Muito do que se sabe hoje sobre o grande guerreiro foi difundido por meio da narrativa romanceada do escritor Eiji Yoshikawa, autor do best-seller Musashi, publicado originalmente como um folhetim no Asahi Shimbun, entre 1935 e 1939, e lançado com sucesso também no Brasil. Em quase todos os relatos sobre Musashi, a realidade mistura-se com a ficção, o que contribui para aumentar o mito em torno do samurai. Consta que, com quase 60 anos, sentindo a proximidade do fim, Musashi se isolou numa caverna em Kyushu para escrever Gorin no Sho (O Livro dos Cinco Anéis), uma síntese de seus conhecimentos sobre a técnica de manejo de espadas e sobre estratégia. Musashi finalizou o livro pouco antes de morrer, em 1645, aos 61 anos. A obra que deixou para o mundo, no entanto, ajudaria a manter vivo o espírito de samurai ainda por muito tempo.
Miyamoto Musashi tornou-se o mais célebre samurai do Japão não apenas por sua destreza com espadas, mas também por suas reflexões sobre estratégia, reunidas na obra Gorin no Sho (O Livro dos Cinco Anéis). Nele, Musashi diz que o verdadeiro ofício de um guerreiro é o domínio da estratégia. “Algumas pessoas são consideradas estrategistas, quando, na verdade, são apenas lutadores de espada.”
O próprio Musashi, quando jovem, era apenas um hábil manejador de espadas. Mas já tinha noção intuitiva de estratégia, como demonstrou em 1605, aos 21 anos, quando desafiou para um duelo um respeitado instrutor de esgrima, Yoshioka Seijuro. Musashi derrotou-o usando apenas um bokken (espada de madeira). Humilhado, Seijuro cortou seu topete e renunciou à vida de samurai. Coube ao irmão dele, Denshichiro, desafiar Musashi para salvar a honra dos Yoshioka. Musashi chegou deliberadamente atrasado ao local combinado para o novo duelo, o que irritou Denshichiro e lhe tirou a concentração. Musashi não teve dificuldade para derrotá-lo com um golpe na cabeça, novamente usando um bokken. Os Yoshioka lançaram então um último desafio em nome de Hanshichiro, um menino de seus 11, 12 anos, que seria acompanhado por um séquito de samurais. O plano era armar uma emboscada contra Musashi. Mas ele mudou de tática e, dessa vez, chegou mais cedo ao local combinado, a fim de estudar o terreno. No momento oportuno, surpreendeu os adversários, matou Hanshichiro e fugiu em seguida.

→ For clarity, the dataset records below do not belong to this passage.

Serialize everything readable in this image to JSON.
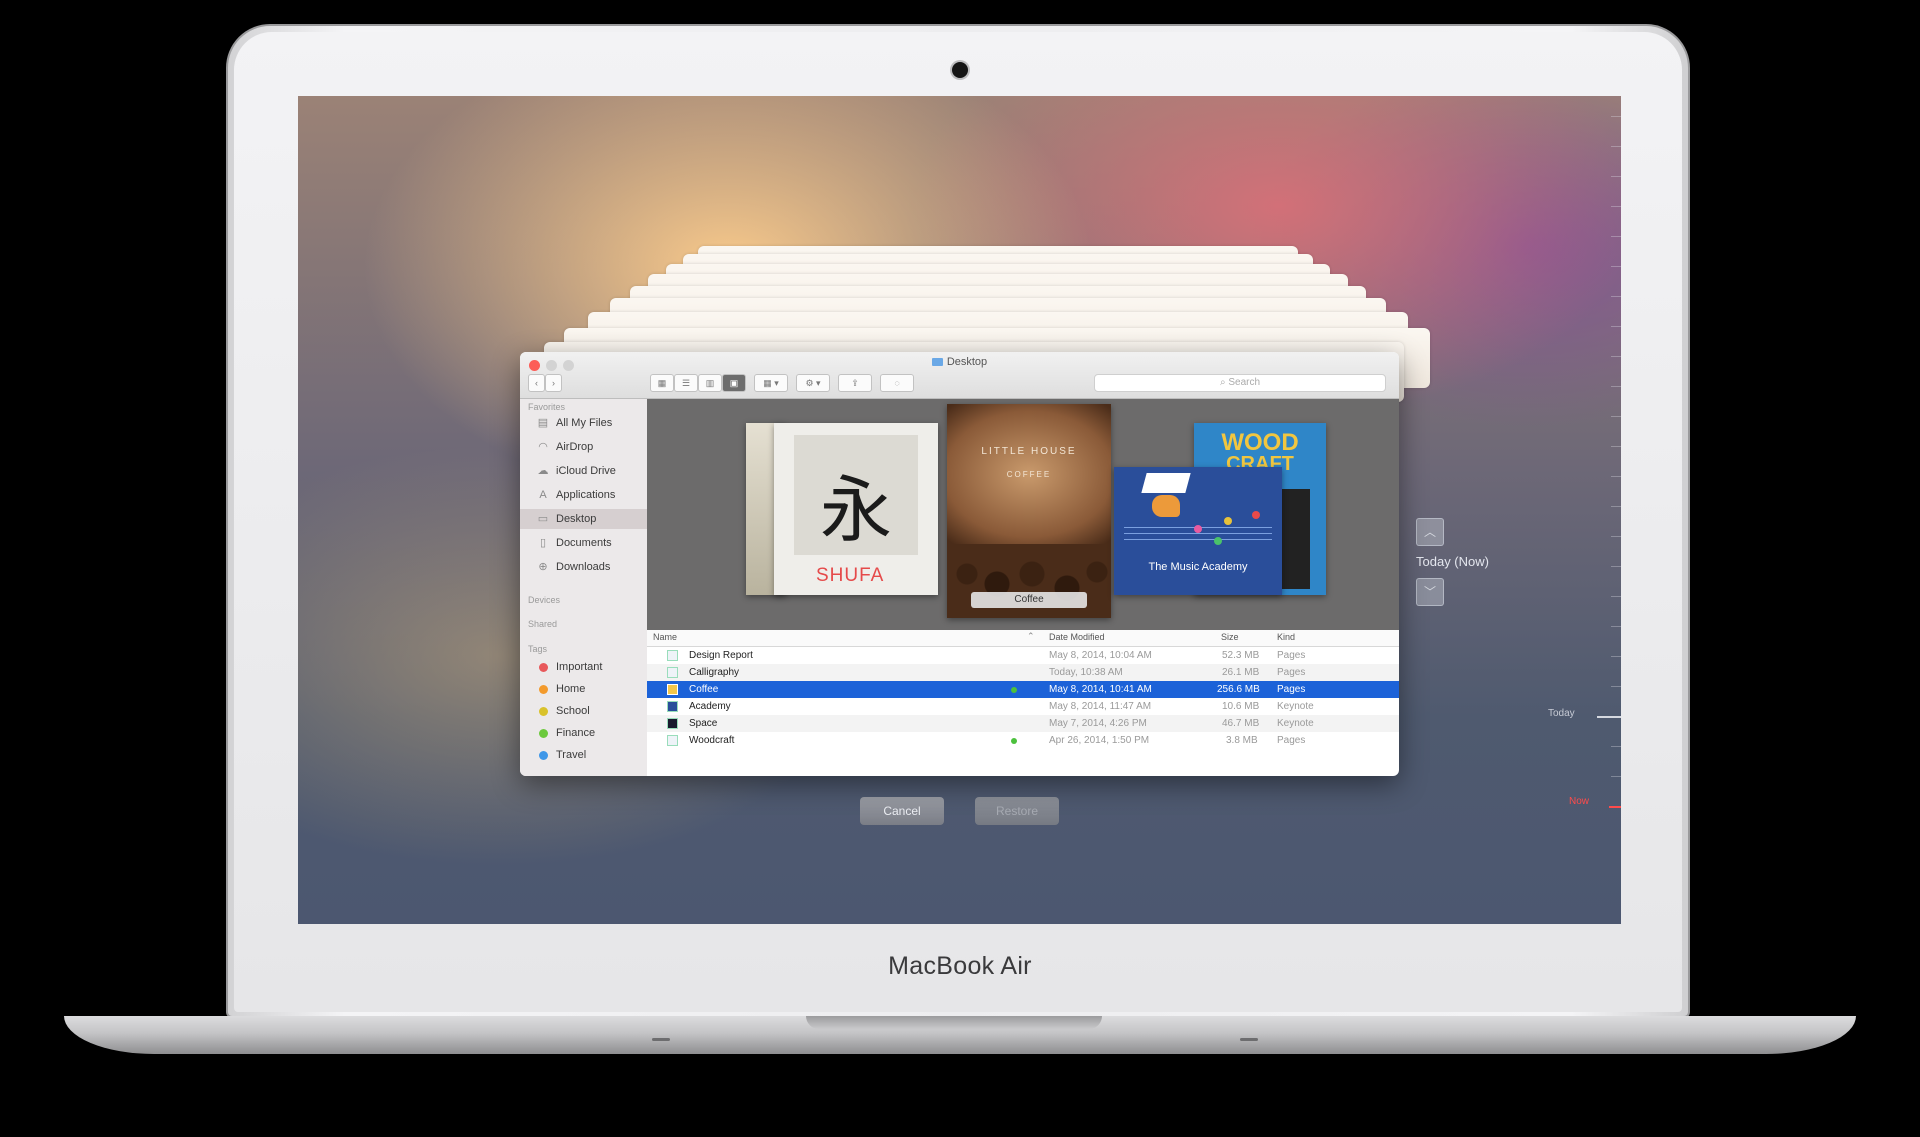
{
  "device": {
    "brand_label": "MacBook Air"
  },
  "finder": {
    "window_title": "Desktop",
    "search_placeholder": "Search",
    "sidebar": {
      "favorites_header": "Favorites",
      "favorites": [
        {
          "label": "All My Files",
          "icon": "all-files-icon"
        },
        {
          "label": "AirDrop",
          "icon": "airdrop-icon"
        },
        {
          "label": "iCloud Drive",
          "icon": "cloud-icon"
        },
        {
          "label": "Applications",
          "icon": "applications-icon"
        },
        {
          "label": "Desktop",
          "icon": "desktop-icon"
        },
        {
          "label": "Documents",
          "icon": "documents-icon"
        },
        {
          "label": "Downloads",
          "icon": "downloads-icon"
        }
      ],
      "devices_header": "Devices",
      "shared_header": "Shared",
      "tags_header": "Tags",
      "tags": [
        {
          "label": "Important",
          "color": "#e8585b"
        },
        {
          "label": "Home",
          "color": "#f39a2c"
        },
        {
          "label": "School",
          "color": "#d9c22b"
        },
        {
          "label": "Finance",
          "color": "#6cc93d"
        },
        {
          "label": "Travel",
          "color": "#3f97e8"
        }
      ]
    },
    "cover_flow": {
      "shufa_title": "SHUFA",
      "shufa_glyph": "永",
      "coffee_caption": "Coffee",
      "coffee_arc": "LITTLE HOUSE",
      "coffee_sub": "COFFEE",
      "music_title": "The Music Academy",
      "wood_title": "WOOD",
      "wood_sub": "CRAFT"
    },
    "list": {
      "columns": {
        "name": "Name",
        "date": "Date Modified",
        "size": "Size",
        "kind": "Kind"
      },
      "rows": [
        {
          "name": "Design Report",
          "date": "May 8, 2014, 10:04 AM",
          "size": "52.3 MB",
          "kind": "Pages"
        },
        {
          "name": "Calligraphy",
          "date": "Today, 10:38 AM",
          "size": "26.1 MB",
          "kind": "Pages"
        },
        {
          "name": "Coffee",
          "date": "May 8, 2014, 10:41 AM",
          "size": "256.6 MB",
          "kind": "Pages"
        },
        {
          "name": "Academy",
          "date": "May 8, 2014, 11:47 AM",
          "size": "10.6 MB",
          "kind": "Keynote"
        },
        {
          "name": "Space",
          "date": "May 7, 2014, 4:26 PM",
          "size": "46.7 MB",
          "kind": "Keynote"
        },
        {
          "name": "Woodcraft",
          "date": "Apr 26, 2014, 1:50 PM",
          "size": "3.8 MB",
          "kind": "Pages"
        }
      ]
    }
  },
  "time_machine": {
    "cancel_label": "Cancel",
    "restore_label": "Restore",
    "date_label": "Today (Now)",
    "timeline_today": "Today",
    "timeline_now": "Now"
  }
}
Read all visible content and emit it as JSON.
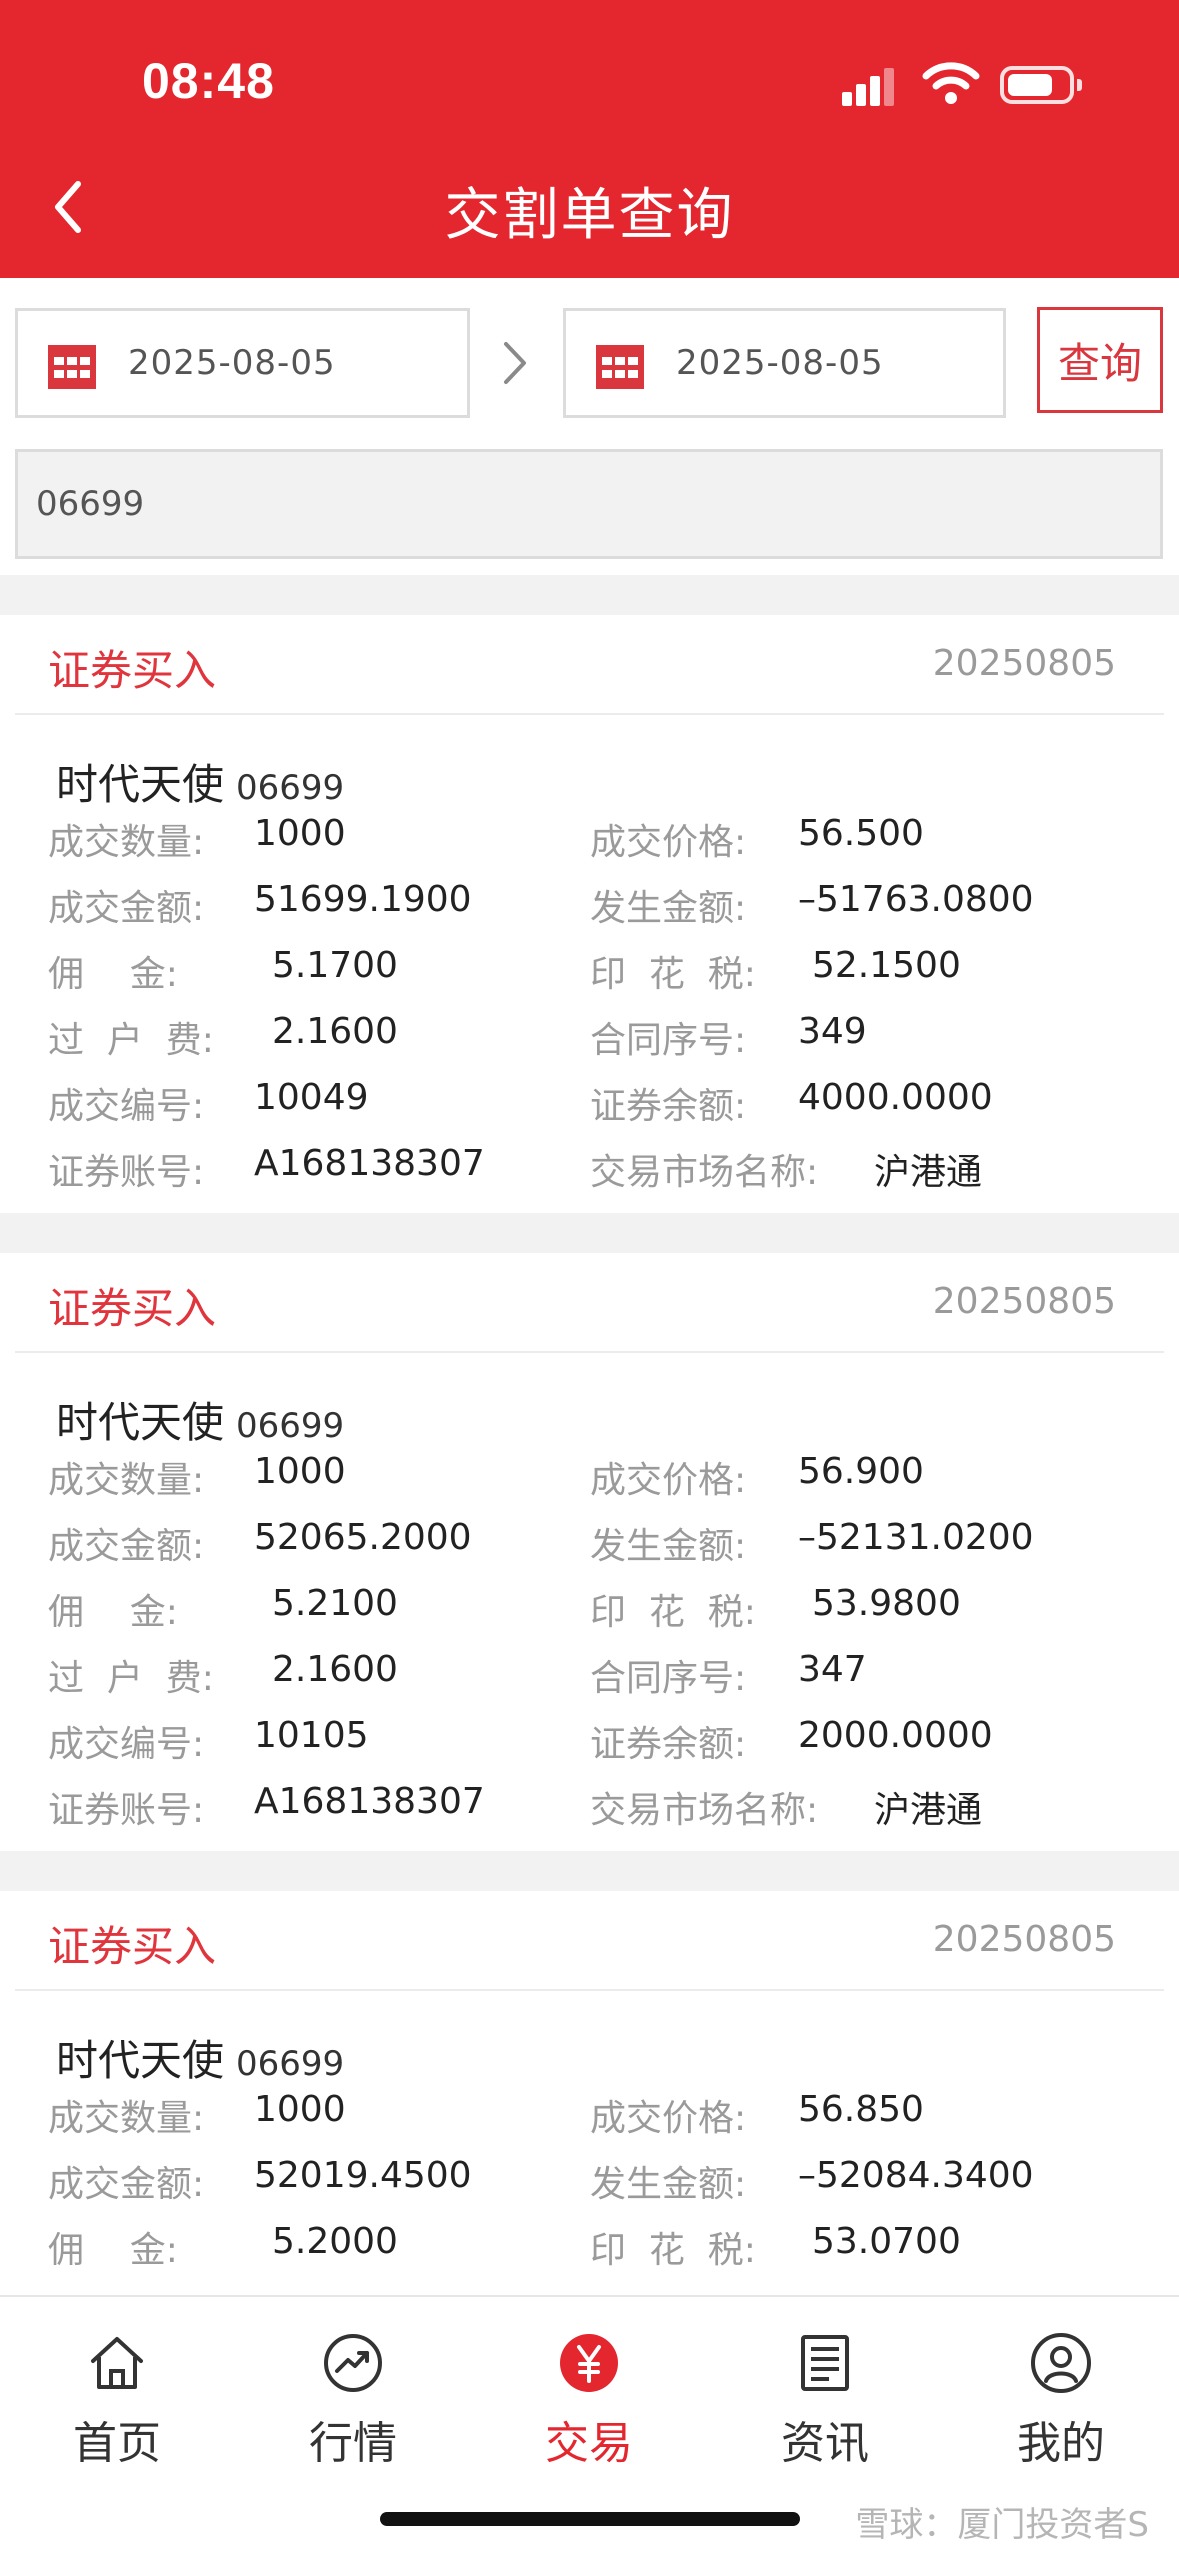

Nessa e em outras lutas, Musashi aplicou algumas estratégias que, anos mais tarde, seriam reunidas de forma consolidada no Gorin no Sho, como a importância do planejamento, de estudar antecipadamente o inimigo, antevendo sua possível reação, de prestar atenção aos menores detalhes, de surpreender o adversário, de escolher o momento certo de atacar, de nunca perder o foco e de usar todas as armas à mão. Três séculos depois, as lições de Musashi atraíram a atenção das melhores escolas de administração de empresas do mundo. As estratégias do guerreiro foram transplantadas para o mundo dos negócios e viraram preceitos para os empresários interessados em vencer as constantes batalhas pela conquista dos mercados.